Il est de notoriété publique que les gaz de vaches (et d’animaux d’élevage en général), très riches en méthane, font partie des plus grands pollueurs sur cette planète aux côtés des industries et du trafic routier. Comme nous vous l’expliquions en 2012, le méthane (CH4) est un gaz à effet de serre vingt-quatre fois plus puissant que le CO2 et «la fermentation entérique des ruminants français contribue pour 54% aux émissions de CH4 de l'Hexagone».

Aujourd’hui, un autre spécimen, que l’on voit peu en France, vient de rejoindre la vache dans la catégorie des gros pollueurs. Il s’agit du pourtant très mignon kangourou. Dans une étude menée par l’université de Wollongong en Australie, les chercheurs ont mesuré le taux de méthane émis par les gaz et excréments de kangourous qu’ils ont confinés dans des salles individuelles. «Les kangourous produisent moins de méthane que les vaches, quand on les compare les uns après les autres», écrit le Washington Post, qui relaie l’étude. «Nous pensons que le taux de méthane est bas à cause de la façon dont la nourriture bouge dans l’estomac du kangourou, et pas à cause de sa flore intestinale», explique au Guardian Adam Munn, l’un des co-auteurs de l’étude.

Le mauvais effet d'une longue digestion

Car quand les chercheurs ont analysé les émissions de méthane rapportées à l’ingestion de nourriture, ils ont trouvé que les kangourous atteignent des niveaux similaires à ceux des vaches. Plus grave encore, plus la digestion est longue, et plus les kangourous émettent de méthane.

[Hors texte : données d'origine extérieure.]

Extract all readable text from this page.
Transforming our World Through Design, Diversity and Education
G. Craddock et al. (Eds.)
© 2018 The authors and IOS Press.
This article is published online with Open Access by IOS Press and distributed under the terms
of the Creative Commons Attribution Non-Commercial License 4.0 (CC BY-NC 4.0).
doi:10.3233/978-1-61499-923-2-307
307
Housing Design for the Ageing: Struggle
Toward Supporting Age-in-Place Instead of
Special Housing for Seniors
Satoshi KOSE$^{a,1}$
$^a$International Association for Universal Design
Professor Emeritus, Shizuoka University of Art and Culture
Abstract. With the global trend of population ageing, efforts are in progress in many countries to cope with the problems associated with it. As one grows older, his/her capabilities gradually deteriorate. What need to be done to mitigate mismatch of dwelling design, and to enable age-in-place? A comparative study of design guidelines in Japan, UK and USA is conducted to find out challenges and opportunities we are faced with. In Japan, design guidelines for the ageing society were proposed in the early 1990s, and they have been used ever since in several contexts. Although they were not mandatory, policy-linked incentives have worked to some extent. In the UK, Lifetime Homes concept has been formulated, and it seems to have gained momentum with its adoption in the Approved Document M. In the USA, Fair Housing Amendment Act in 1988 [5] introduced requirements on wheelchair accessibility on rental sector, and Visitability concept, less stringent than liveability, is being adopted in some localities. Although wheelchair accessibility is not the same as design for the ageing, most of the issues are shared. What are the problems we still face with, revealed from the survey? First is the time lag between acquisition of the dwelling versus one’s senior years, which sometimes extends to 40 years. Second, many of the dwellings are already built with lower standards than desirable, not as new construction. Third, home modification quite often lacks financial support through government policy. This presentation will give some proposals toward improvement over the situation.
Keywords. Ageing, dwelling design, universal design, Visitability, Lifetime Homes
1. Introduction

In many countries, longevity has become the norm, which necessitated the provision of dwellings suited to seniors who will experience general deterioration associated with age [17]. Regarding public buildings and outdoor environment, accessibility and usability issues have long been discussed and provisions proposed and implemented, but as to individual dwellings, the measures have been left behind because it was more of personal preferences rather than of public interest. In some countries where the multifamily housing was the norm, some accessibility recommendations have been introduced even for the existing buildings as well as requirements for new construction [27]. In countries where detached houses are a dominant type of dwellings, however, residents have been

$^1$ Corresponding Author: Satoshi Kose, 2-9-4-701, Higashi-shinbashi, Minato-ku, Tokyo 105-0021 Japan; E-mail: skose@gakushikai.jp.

Une nouvelle encore plus tragique qu’on ne le croit car pendant longtemps, on a cru que les pets de kangourous pouvait en quelque sorte «sauver» la lutte contre la pollution au méthane. En effet, jusqu’à aujourd’hui, on pensait que les kangourous produisaient un taux de méthane extrêmement bas lors des flatulences. Les scientifiques espéraient même comprendre le fonctionnement microbien de cette espèce pour tenter de faire diminuer les émissions des animaux les plus polluants comme les vaches.

Espoir perdu donc, les scientifiques ont encore beaucoup de travail s’ils veulent rendre les pets inoffensifs pour notre planète.